Прогулка и в самом деле была приятная — первая наша прогулка, когда дорога все время шла под гору. На следующее утро мы сели в поезд и в Баден возвращались к густых облаках пыли. В вагоне не нашлось ни одного свободного местечка: был воскресный день, все ринулись за город на «увеселительные» экскурсии. Жарища! Небо пылало, как раскаленная печь — крепкая печь, без единой трещины, пропускающей воздух. Едва ли подходящая пора для увеселительных экскурсий!

Воскресенье — поистине праздничный день на континенте, свободный день, счастливый день! Здесь вы можете как угодно нарушать субботний покой, не беря греха на душу. Мы не работаем в воскресенье, потому что работать запрещает нам заповедь; и точно так же, блюдя заповедь, не работают и воскресенье и немцы; мы отдыхаем в воскресенье, потому что так велит нам заповедь; и точно так же, блюдя заповедь, отдыхают в воскресенье и немцы. Вся разница в том, что мы и немцы понимаем под словом «отдых». Для нас отдыхать в воскресенье — это значит сидеть дома сложа руки. Немец же об отдыхе и в воскресенье и в будни мыслит одинаково: дай отдых усталым членам, а о прочем не беспокойся; но, давая отдых усталым членам, постарайся, чтобы отдых был настоящий, а для этого обратись к правильным средствам. Итак: если твои обязанности на нею неделю приковывают тебя к дому, лучший воскресный отдых для тебя — уйти из дому; если ты всю неделю корпишь над серьезными книгами или бумагами — посвяти воскресенье легкому чтению; если всю неделю ты возишься с покойниками и похоронами — выберись в воскресенье в театр и посмейся два-три часа на веселой комедии; если ты всю неделю рыл канавы или валил лес — в воскресенье не вредно поваляться в постели. Если руки, ноги, мозг или язык затекли у тебя от безделья, лишний день безделья не будет для них отдыхом; но если какой-нибудь из этих членов устал от напряженной работы, безделье пойдет ему на пользу. Вот что, по-видимому, немцы понимают под словом «отдых»: отдохнуть — значит, восстановить свои силы, набраться свежих впечатлений, прийти в себя. К сожалению, наше понимание куда более ограниченно. Все мы одинаково отдыхаем в воскресенье: запираемся у себя дома и проводим время в полной праздности, независимо от того, отдых это для нас или нет. У немцев актеры, проповедники и т. д. работают в воскресенье. Но ведь и мы поощряем воскресный труд проповедников, редакторов, наборщиков и т. д. и воображаем при этом, что их грех не падает на нас; а я, хоть убейте, не понимаю, как можно ставить наборщику в вину воскресный труд и не вменять этот труд и вину священнику, — ведь заповедь не делает для священника никакой оговорки. Мы покупаем в понедельник утренний выпуск газеты и преспокойно читаем его, поощряя этим воскресный труд наборщиков. Отныне я зарекаюсь читать понедельничную газету.

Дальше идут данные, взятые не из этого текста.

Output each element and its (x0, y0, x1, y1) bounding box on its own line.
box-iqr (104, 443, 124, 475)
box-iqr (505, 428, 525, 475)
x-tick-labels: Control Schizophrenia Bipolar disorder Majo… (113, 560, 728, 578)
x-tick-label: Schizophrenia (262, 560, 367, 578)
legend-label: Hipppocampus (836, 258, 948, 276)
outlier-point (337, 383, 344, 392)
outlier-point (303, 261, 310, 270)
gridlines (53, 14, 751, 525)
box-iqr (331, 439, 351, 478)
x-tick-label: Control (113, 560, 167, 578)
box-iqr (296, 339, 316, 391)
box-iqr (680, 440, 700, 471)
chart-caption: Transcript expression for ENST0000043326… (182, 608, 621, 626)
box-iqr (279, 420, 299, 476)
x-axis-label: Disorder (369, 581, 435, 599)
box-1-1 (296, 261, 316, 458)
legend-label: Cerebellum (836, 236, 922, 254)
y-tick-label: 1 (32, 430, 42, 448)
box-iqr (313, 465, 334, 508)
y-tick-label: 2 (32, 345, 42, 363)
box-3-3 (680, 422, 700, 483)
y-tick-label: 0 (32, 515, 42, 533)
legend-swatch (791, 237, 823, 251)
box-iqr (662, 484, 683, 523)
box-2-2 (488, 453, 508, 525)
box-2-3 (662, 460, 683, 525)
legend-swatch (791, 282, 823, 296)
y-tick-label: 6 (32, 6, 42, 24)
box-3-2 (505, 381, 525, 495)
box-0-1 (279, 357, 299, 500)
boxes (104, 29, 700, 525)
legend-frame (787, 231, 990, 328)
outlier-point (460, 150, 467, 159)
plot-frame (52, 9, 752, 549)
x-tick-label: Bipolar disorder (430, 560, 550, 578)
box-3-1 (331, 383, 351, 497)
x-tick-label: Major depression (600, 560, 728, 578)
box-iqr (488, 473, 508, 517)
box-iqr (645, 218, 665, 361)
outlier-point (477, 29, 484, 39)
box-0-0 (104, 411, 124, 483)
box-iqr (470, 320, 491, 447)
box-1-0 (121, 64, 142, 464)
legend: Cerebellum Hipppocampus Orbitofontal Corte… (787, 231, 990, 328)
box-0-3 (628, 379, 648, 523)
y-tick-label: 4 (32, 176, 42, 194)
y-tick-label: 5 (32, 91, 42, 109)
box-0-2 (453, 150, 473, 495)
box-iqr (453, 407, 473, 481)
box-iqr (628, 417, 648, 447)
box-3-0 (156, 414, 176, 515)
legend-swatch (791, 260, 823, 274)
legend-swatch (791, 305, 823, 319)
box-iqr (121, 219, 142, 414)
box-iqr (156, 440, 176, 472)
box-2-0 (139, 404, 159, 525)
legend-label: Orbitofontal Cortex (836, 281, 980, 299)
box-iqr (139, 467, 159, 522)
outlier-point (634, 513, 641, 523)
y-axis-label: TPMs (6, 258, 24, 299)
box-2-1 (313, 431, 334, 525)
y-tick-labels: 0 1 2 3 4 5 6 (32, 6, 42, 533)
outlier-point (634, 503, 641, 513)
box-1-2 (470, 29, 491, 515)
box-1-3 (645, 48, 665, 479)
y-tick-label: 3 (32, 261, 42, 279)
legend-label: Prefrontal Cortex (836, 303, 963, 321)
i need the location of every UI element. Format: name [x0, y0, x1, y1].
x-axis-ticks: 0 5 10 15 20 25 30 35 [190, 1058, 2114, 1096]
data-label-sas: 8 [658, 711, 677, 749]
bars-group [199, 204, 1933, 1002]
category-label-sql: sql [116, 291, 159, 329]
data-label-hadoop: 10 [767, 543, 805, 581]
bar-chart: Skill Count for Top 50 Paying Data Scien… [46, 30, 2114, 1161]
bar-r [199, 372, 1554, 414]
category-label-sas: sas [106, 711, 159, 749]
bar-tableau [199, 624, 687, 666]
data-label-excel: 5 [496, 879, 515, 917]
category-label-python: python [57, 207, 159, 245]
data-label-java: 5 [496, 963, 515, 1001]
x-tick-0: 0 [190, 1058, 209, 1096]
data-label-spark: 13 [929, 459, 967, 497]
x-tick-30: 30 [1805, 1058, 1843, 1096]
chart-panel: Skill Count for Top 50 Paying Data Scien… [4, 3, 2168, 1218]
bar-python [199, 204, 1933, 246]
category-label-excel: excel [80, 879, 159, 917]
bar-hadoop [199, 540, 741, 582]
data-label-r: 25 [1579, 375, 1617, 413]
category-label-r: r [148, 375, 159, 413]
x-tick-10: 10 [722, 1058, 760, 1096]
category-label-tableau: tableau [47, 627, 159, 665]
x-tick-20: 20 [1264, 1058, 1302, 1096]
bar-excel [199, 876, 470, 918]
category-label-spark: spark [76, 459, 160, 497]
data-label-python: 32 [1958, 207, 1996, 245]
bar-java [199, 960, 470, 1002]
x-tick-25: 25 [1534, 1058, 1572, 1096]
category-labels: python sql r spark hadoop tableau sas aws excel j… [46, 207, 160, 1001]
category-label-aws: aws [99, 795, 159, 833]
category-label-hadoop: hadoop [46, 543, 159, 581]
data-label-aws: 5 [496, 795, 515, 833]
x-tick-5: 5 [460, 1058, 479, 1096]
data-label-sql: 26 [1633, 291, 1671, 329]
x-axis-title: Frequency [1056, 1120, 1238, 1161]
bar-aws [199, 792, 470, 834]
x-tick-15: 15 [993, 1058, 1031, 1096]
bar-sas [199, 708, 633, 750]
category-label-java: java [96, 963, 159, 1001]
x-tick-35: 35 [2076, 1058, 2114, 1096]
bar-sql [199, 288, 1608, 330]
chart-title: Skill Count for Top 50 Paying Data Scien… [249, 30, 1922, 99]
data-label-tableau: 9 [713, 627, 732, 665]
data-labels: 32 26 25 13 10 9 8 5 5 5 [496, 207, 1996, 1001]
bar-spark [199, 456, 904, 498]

Немцы блюдут день субботний, воздерживаясь от работы, как заповедано; мы тоже блюдем его, воздерживаясь от работы, как заповедано, но мы воздерживаемся и от развлечений, что отнюдь не заповедано. Пожалуй, мы даже нарушаем заповедь, предписывающую нам отдых, потому что наш отдых в большинстве случаев отдых только по названию.

Эти рассуждения в известной мере сняли камень с моей души, ибо я позволил себе в воскресенье поехать в Баден-Баден. Мы прибыли вовремя, чтобы слегка освежиться и поспеть в англиканский храм к началу службы. К церкви мы подкатили с помпой: дело в том, что мы опаздывали, и хозяин договорился с первым попавшимся возницей, а тот оказался облачен в такую пышную ливрею, что нас, по-видимому, принимали за парочку герцогов, сбившихся с дороги, — иначе чем объяснить, что нам отвели отдельную скамью в передних рядах слева от алтаря, где сидело избранное общество? Меня сразу же осенила эта догадка. Перед нами, в первом ряду, сидела дама почтенного возраста, одетая просто и скромно, а с нею молоденькая миловидная девушка, тоже скромно одетая. Зато вокруг нас все сверкала роскошью и драгоценностями, — каждому было бы лестно молиться богу в таком наряде.

Мне пришло в голову, что моей невзрачно одетой пожилой соседке должно быть не по себе на столь пышном богослужении, и я проникся к ней горячим сочувствием. Она, казалось, углубилась в свой молитвенник и истово отвечала на обращенные к пастве вопросы священника; но я говорил себе: «Меня она не обманет, эта дрожь обиды в голосе выдает се растущее смущение». Когда с алтаря прозвучало имя Спасителя, моя дама и вовсе растерялась: вместо того чтобы, как все молящиеся, ограничиться легким кивком, она встала и низко поклонилась. Я так огорчился за нее, что кровь ударила мне в голову, и, повернувшись к этим важным господам, я устремил на них укоризненный взгляд — вернее, он должен был выражать укоризну, но мои чувства взяли верх, и взгляд мой говорил: «Если кто-нибудь из вас, баловней счастья, посмеется над бедняжкой, поистине его надо бичом гнать из храма». Чем дальше, тем больше: вскоре я вообразил себя защитником этой одинокой женщины, у которой не было здесь ни одного близкого человека. Я думал только о ней. Я не слышал ни слова из того, что говорилось в проповеди. Между тем смущение моей соседки росло; она машинально то открывала, то закрывала свой флакон с нюхательной солью, крышка его громко щелкала, — но, погруженная в свои невеселые думы, женщина не замечала этого и все щелкала и щелкала крышкой. Беспокойство ее дошло до предела, когда начался сбор пожертвований: прихожане среднего достатка давали медяки, знатные и богатые — серебро, моя же дама бросила со звоном на свой пюпитр золотую монету в двадцать марок! Я сказал себе: «Бедняжка жертвует всем своим достоянием, чтобы купить уважение этих безжалостных людей, — какое грустное зрелище!» На этот раз я так и не решился на них оглянуться. Но когда служба кончилась, я сказал себе: «Пусть смеются, доколе им смешно: выйдя на паперть храма, они увидят, как мы ее подсаживаем в нашу роскошную карету и как наш великолепный кучер везет со домой».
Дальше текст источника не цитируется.